The best way to monitor internet streams is to be closest to the source where the content is being packaged, which means a data center, Otto says. That will minimize variables in the path, giving a truer indication about the quality, he says.
Mediaproxy installs its LogServer software where low resource intensive packet-level analysis and real-time monitoring is performed in the cloud. Monitoring is done by exception, sending detected events to the customer’s monitoring facility to visualize the state of the streams in real time, Otto says.
Placing the LogServer in the cloud nearest to the CDN reduces bandwidth consumption and costs by not having to send payloads back to master control, Otto says.
Linking LogServer on-premises monitoring of outgoing playout streams to cloud-based LogServer instances monitoring and analyzing CDN edge streams, allows for unified visibility of all streams using Mediaproxy’s Monwall multiviewer, Otto says. Operators and engineers receive analysis data for all streams without having to backhaul streams from the remote sites, he adds.
Otto says LogServer is also useful for situations where an operator or broadcaster may want to launch one or more temporary OTT channels for special sporting events. The software captures and monitors the services, so the entire workflow, including compliance and logging, can be scaled with available OTT services, Otto says.
With LogServer, he says, Mediaproxy is able to support new standards, including encoding profiles, media over IP formats, and DRMs as they take hold. “The agility and flexibility of LogServer means that OTT service operators can stay one step ahead of market trends and introduce innovative revenue generating services.”
Otto said Mediaproxy’s user interfaces are comfortably familiar for broadcasters. “It looks the same. It just has different data.”
Dunn says OTT has created an enormous number of new signals that must be monitored. Cloud monitoring probes ensure quality is good and provide a quick means of finding problems. Because of the sheer volume of signals, this monitoring must be done automatically via artificial intelligence.
Tektronix offers a computerized means of assessing the subjective picture quality, a value commonly stated as Mean Opinion Score (MOS). TekMOS automatically ranks a picture on a scale of one to five, with five the best and one being unwatchable.
Picture quality is typically evaluated either using full reference, that is, with two sources, or no-reference. Full reference measurements require two video sources with frames aligned temporally and spatially, and can be difficult to do in real time on live material.
A no-reference measurement does not require temporal or spatial alignment and can operate on multiple image quality scales or formats.
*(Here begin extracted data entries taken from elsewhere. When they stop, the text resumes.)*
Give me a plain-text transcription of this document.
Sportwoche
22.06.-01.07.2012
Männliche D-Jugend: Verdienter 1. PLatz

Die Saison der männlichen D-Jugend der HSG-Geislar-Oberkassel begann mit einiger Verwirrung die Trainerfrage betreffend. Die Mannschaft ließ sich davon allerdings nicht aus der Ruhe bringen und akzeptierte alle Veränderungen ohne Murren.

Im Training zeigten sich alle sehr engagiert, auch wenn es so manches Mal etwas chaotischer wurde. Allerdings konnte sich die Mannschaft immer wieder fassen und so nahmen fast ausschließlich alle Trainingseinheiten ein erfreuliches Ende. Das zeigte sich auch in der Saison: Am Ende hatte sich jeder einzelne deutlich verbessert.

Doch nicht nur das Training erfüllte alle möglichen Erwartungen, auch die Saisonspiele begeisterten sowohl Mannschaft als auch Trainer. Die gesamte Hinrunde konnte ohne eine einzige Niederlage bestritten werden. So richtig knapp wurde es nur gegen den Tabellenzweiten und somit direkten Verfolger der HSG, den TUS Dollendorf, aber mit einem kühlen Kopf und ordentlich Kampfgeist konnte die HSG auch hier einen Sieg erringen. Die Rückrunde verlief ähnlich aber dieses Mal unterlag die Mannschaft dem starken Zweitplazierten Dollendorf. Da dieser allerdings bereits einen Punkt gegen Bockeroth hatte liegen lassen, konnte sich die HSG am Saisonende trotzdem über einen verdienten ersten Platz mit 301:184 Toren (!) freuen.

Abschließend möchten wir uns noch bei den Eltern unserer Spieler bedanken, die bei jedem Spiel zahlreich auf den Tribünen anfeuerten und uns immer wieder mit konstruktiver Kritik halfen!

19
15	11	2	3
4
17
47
It can be potentially difficult to correlate the computed score with a viewer’s subjective score.
Further, quality can be subjective — the human viewer’s perception of quality — or objective, which attempts to calculate a score that closely correlates to subjective opinions.
Harnessing the power of machine learning, the TekMOS no-reference model technology emulates what a person does to determine if a picture is good or bad. According to Dunn, TekMOS can work on file-based content or live signals equally well. The system uses a support vector machine (SVN) for classification and regression analysis.
The TekMOS can be tuned for future forms of compression, Dunn adds. “It works the same way my eye would look at a picture and say it’s good or bad. It does that without any knowledge of what it looked like before the compression. Many other systems require before and after.”